Badania przeprowadzone rok później potwierdziły że intensywny trening dźwigania faktycznie przyczynia się do redukcji miostatyny. Chodzi dokładnie o treningi ekscentryczne – takie w których mięśnie naciągają się by wygenerować siłę. To właśnie ćwiczenia siłowe polegające na podnoszeniu.
Miostatyna a testosteron
Sposób wiążący się z pierwszym – naturalnym antagonistą miostatyny jest testosteron, produkowany między innymi przy intensywnym trenowaniu. W przeciwieństwie do niej, męski hormon działa anabolicznie. Jego wysoki poziom redukuje niszczycielskie działanie omawianego białka.
Na podwyższenie poziomu testosteronu wpływa trening, zdrowa dieta odpoczywanie – nic nowego, prawda? Jeśli mamy do czynienia z niedoborem testosteronu można zdecydować się na zastosowanie jego naturalnych boosterów. Zaliczamy do nich między innymi żeń-szeń, buzdyganek naziemny czy palmę sabałową. Pod żadnym pozorem nie wolno sięgać po testosteron w formie sterydów anabolicznych – to NIGDY nie jest dobrą opcją!

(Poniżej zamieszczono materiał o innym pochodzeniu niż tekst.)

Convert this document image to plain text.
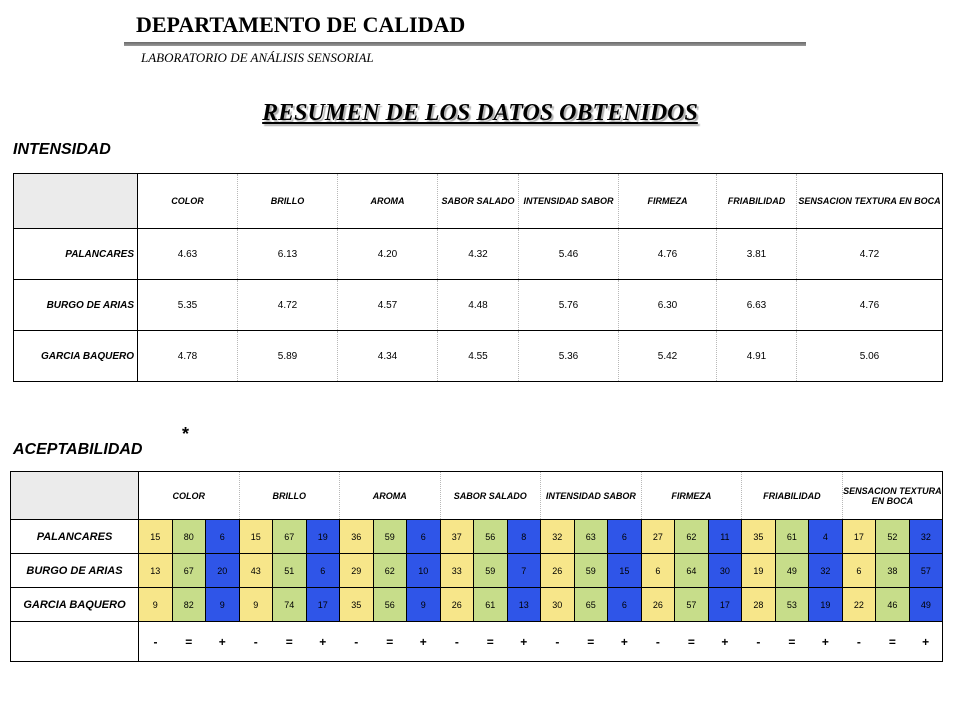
DEPARTAMENTO DE CALIDAD
LABORATORIO DE ANÁLISIS SENSORIAL
RESUMEN DE LOS DATOS OBTENIDOS
INTENSIDAD
	COLOR	BRILLO	AROMA	SABOR SALADO	INTENSIDAD SABOR	FIRMEZA	FRIABILIDAD	SENSACION TEXTURA EN BOCA
PALANCARES	4.63	6.13	4.20	4.32	5.46	4.76	3.81	4.72
BURGO DE ARIAS	5.35	4.72	4.57	4.48	5.76	6.30	6.63	4.76
GARCIA BAQUERO	4.78	5.89	4.34	4.55	5.36	5.42	4.91	5.06
ACEPTABILIDAD
*
	COLOR			BRILLO			AROMA			SABOR SALADO			INTENSIDAD SABOR			FIRMEZA			FRIABILIDAD			SENSACION TEXTURA EN BOCA		
PALANCARES	15	80	6	15	67	19	36	59	6	37	56	8	32	63	6	27	62	11	35	61	4	17	52	32
BURGO DE ARIAS	13	67	20	43	51	6	29	62	10	33	59	7	26	59	15	6	64	30	19	49	32	6	38	57
GARCIA BAQUERO	9	82	9	9	74	17	35	56	9	26	61	13	30	65	6	26	57	17	28	53	19	22	46	49
	-	=	+	-	=	+	-	=	+	-	=	+	-	=	+	-	=	+	-	=	+	-	=	+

Miostatyna – co brać na obniżenie poziomu?
Czy miostatynę da się obniżyć jakimiś środkami? Coraz popularniejsze są tak zwane ,,blokery miostatyny” – środki służące zablokowaniu GDF8 (MSTN), czyli kodującego ją genu. Ich stosowanie podchodzi pod doping genetyczny. Skuteczność takich środków jest jednak różna – radzimy po prostu pozostać przy naturalnych sposobach.
Istnieją co prawda faktycznie działające farmakologiczne preparaty blokujące gen MSTN, ale powinni je stosować tylko chorzy narażeni na utratę mięśni. Muszą być przyjmowane wyłącznie pod kontrolą lekarza.
Na szczęście pomocna w blokowaniu miostatyny może byc zwykła suplementacja. Kreatyna oraz witamina D pomagają w pewnym stopniu spowolnić syntezę. Poza tym konieczne jest dbanie o podaż wszystkich aminokwasów niezbędnych – oprócz oczywiście diety, do dyspozycji mamy kompleksy BCAA i EAA.
Obniżenie miostatyny a dieta
Naturalnym związkiem hamującym syntezę miostatyny jest epikatechina – flawonol. Epikatechina występuje w dużych ilościach w kakao. Do diety ,,antymiostatynowej” warto włączyć też jabłka, fasolę, czarną herbatę, wiśnie i przede wszystkim ciemne winogrona. Flawonol ten możemy dostać także w formie bezpiecznego, naturalnego suplementu.
Poza włączeniem do jadłospisu produktów bogatych w epikatechinę, warto zrezygnować z alkoholu. Trunki ,,z bąbelkami” stymulują syntezę miostatyny.
Podsumujmy – miostatyna to białko hamujące rozwój mięśni. Jego naturalne obniżenie jest możliwe dzięki intensywnemu treningowi, diecie bogatej w epikatechinę, zrezygnowaniu z alkoholu oraz dbaniu o wysoki poziom testosteronu. Tak więc, naprawdę jedyna skuteczna, naturalna metoda redukcji miostatyny to… prowadzenie zdrowego, aktywnego trybu życia. Niestety, nie ma ,,magicznego środka”, ani naturalnego, ani takiego który byłby przeznaczony dla zdrowych osób.
Bibliografia:
Diel P. Analysis of the effects of androgens and training on myostatin propeptide and follistatin concentrations in blood and skeletal muscle using highly sensitive immuno PCR, ,,Mollecular and Cellular Endocrynology”, 2010,15,330(1-2):1-9.
Ochi E. i inni, Muscular hypertrophy and changes in cytokine production after eccentric training in the rat skeletal muscle, ,,Journal of strength and conditoning research”, 2011, (8):2283-92.
Wolański P. Wydolność fizyczna, skład ciała i stężenie wątrobowego czynnika wzrostu u mężczyzn po treningu crossfit i innych formach intensywnych treningów, praca doktorska na AWF we Wrocławiu, 2020.
Morawin B., Rola testosteronu w regeneracji mięśni szkieletowych po wysiłku fizycznym, ,,Rocznik Lubuski”, t. 40, cz. 2, 2014, s. 95-106.
Yamada Katayama A. i inni, Myostatin: genetic variants, therapy and gene doping, ,,Brazilian Journal of Pharmaceutical Sciences”, 48(3), 2012, s. 369-378.
Wojtasik W. i inni, Wybrane zagadnienia dotyczące wpływu wysiłku fizycznego na organizm człowieka, ,,Journal of Education, Health and Sport” 5(10), 2015.